Aperture Iso Shutter Speed Table

Learning about aperture, ISO, and shutter speed is key to taking your photography skills to the next level. These three camera settings, known as the “exposure triangle,” determine how much light enters the camera and creates the photograph. Mastering the exposure triangle allows you to control the look of your images and improve the quality of your photos. In this beginner’s photography guide, I’ll explain what aperture, ISO, and shutter speed are, how they work together, aperture iso shutter speed table and provide tips for choosing the optimal settings.

What is Aperture?

The aperture refers to the size of the opening in the lens through which light enters the camera. The aperture is measured in f-stops – the larger the f-stop number, the smaller the aperture. Aperture controls the amount of light entering the camera, but more importantly for photography, it also controls depth of field.

Depth of field refers to the area in front of and behind the subject that appears sharp. A large aperture (small f-stop number) decreases the depth of field, blurring the background. A small aperture (large f-stop number) increases the depth of field, bringing more elements in the photo into focus. For example, an aperture of f/1.8 will produce a shallower depth of field with a blurred background compared to f/8.

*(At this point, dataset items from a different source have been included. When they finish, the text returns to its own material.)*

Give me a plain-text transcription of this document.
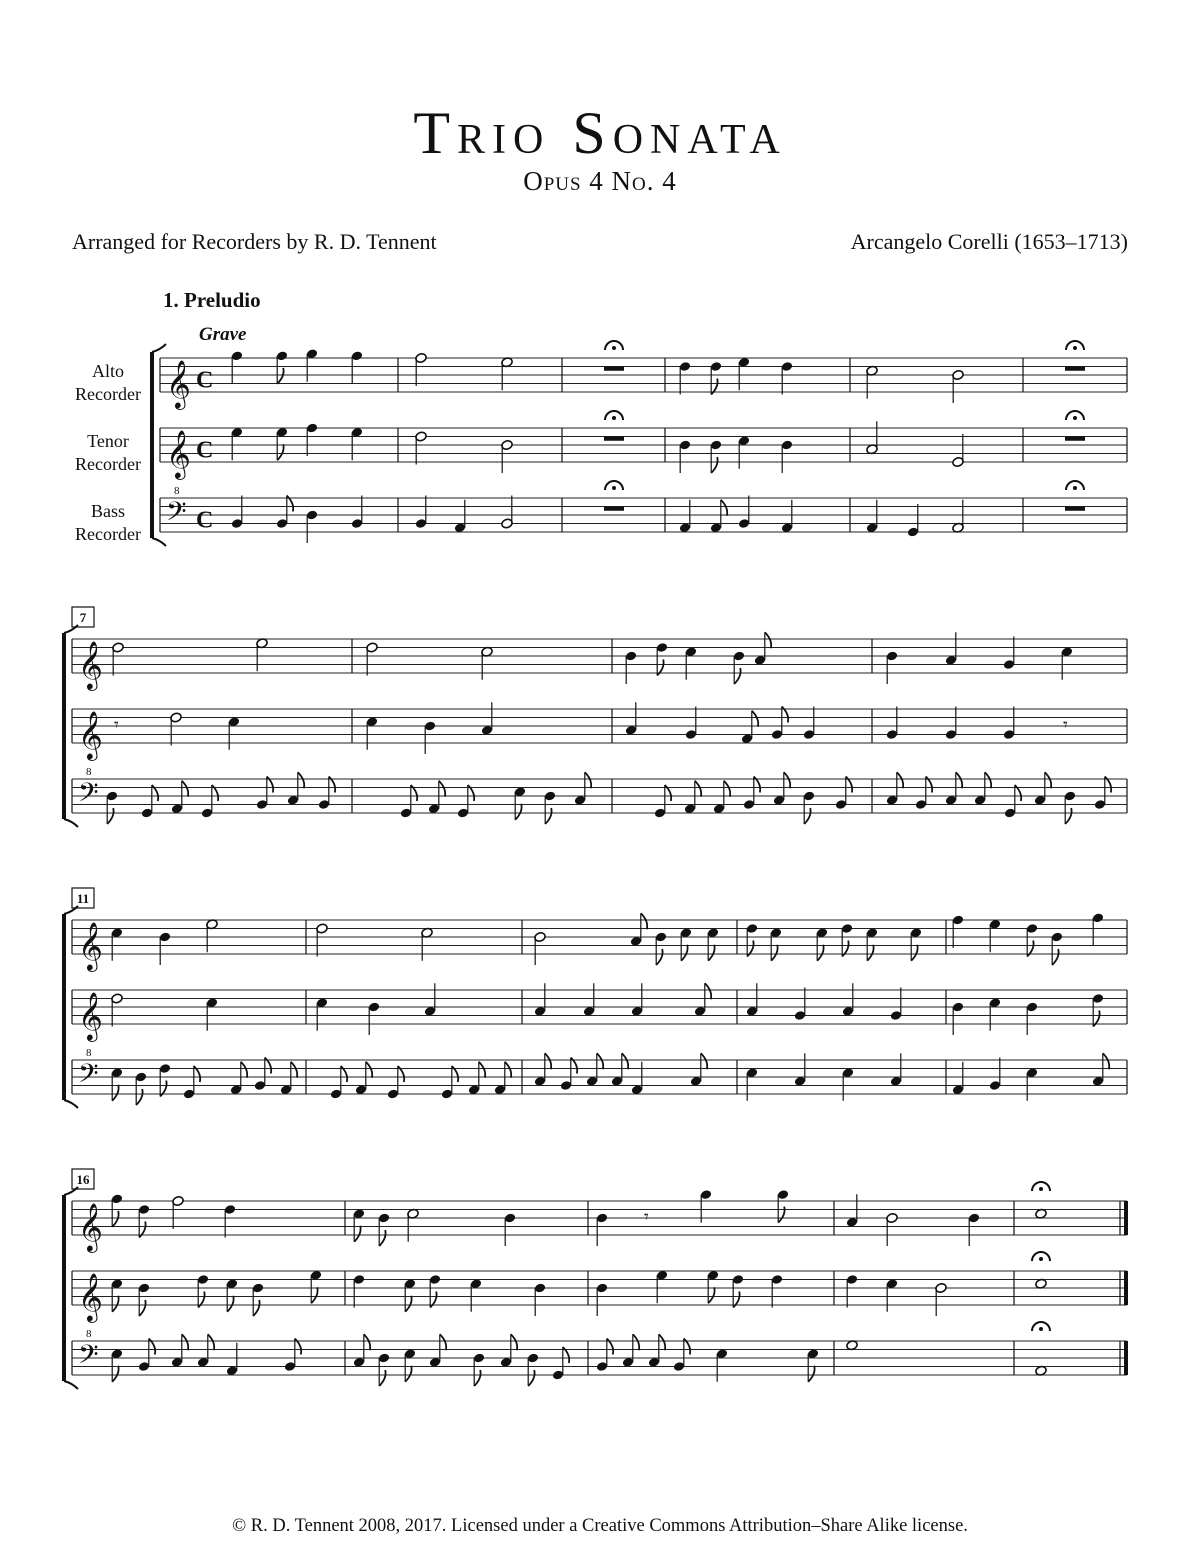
Trio Sonata
Opus 4 No. 4
Arranged for Recorders by R. D. Tennent	Arcangelo Corelli (1653–1713)
1. Preludio
Grave
Alto
Recorder
Tenor
Recorder
Bass
Recorder
𝄞 C
𝄞 C
𝄢
8
C
𝄞
𝄞
𝄢
8
7
𝄾	𝄾
𝄞
𝄞
𝄢
8
11
𝄞
𝄞
𝄢
8
16
𝄾
© R. D. Tennent 2008, 2017. Licensed under a Creative Commons Attribution–Share Alike license.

Here are some tips for working with aperture:

  • For landscape photos, use a small aperture (high f-stop number) to get everything in focus from front to back. Start with f/11 or f/16.
  • For portraits, a large aperture (low f-stop number) like f/2.8 or f/4 helps separate the subject from a nicely blurred background.
  • Each time you close down the aperture one stop (going from f/2.8 to f/4), the amount of light entering the camera is cut in half.
  • Most lenses have an aperture range of around f/1.4 to f/22. Very fast lenses may open up to f/1.0 or f/1.2 for more background blur.
  • It’s hard to get everything in focus with apertures wider than f/1.4. Stop down for critical sharpness.

The aperture controls the depth of field and the appearance of backgrounds in images. Use wide apertures for blur and small apertures when you need everything sharp.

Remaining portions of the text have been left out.